Croquet Is a Real Sport That Doesn't Punish Your Joints
If you loved tennis or squash and your knees said no, croquet gives you the part you miss: real competition and skill, with no pounding. Why nothing about it jars the body.
If you loved tennis or squash and your knees finally said no, croquet gives you the part you actually miss. The competition, and the satisfaction of a shot that comes off, with none of the pounding that ended the other game.
It manages this because nothing about it jars the body. You walk on a soft lawn, and walking is the hardest thing your legs do all morning. The stroke is a smooth pendulum from the shoulders, so there is no twisting through the back or hips and no sudden force to strain. And you set the pace yourself. Nobody is sprinting, nobody is making you react, so the injuries that come from quick changes of direction have nowhere to start.
That last part matters more than it sounds. Most sports injuries in older players come from the reactive moments, the lunge for a ball, the awkward landing. Croquet has none of them. You line up, you play your shot, you walk to the next one. The game waits for you.
None of which makes it gentle in the sense of easy. It is gentle on the joints and hard on the wits. The good players are the ones reading three shots ahead and working out how to send your ball to the boundary while they are at it. You can spend a lifetime getting better at it, which is the thing a real sport gives you that a walk around the block does not.

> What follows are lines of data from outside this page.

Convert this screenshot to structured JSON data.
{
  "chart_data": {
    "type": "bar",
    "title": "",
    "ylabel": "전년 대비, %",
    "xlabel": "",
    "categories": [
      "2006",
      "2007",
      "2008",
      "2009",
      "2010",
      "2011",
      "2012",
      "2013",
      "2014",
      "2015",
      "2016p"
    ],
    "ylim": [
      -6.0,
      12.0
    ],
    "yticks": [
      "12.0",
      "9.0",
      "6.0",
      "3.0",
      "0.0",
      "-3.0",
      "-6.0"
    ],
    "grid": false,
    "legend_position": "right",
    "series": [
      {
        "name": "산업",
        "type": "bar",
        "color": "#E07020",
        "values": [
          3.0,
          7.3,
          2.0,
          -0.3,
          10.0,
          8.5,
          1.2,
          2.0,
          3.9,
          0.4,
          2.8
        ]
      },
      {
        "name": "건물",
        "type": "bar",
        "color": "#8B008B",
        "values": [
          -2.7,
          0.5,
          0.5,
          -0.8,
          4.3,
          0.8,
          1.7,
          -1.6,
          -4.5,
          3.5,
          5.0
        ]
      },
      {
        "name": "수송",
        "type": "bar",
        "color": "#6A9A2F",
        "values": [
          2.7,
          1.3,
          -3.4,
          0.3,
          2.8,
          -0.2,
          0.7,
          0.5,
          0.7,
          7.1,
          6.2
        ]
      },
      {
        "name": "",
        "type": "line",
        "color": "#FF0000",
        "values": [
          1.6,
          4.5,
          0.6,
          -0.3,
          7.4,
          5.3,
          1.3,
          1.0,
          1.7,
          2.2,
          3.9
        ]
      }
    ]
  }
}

People with arthritis often find it is one of the few sports they can still play through, because steady low-impact movement keeps a joint mobile rather than aggravating it. A word with your doctor first is sensible, but most are pleased to hear you have found something competitive that does not come with a fortnight of recovery.
You do not need braces or special shoes. Flat soles to protect the lawn, and the club provides the rest. If you have been missing the game more than the exercise, most clubs run a free morning where you can pick up a mallet and find out whether your eye is still in.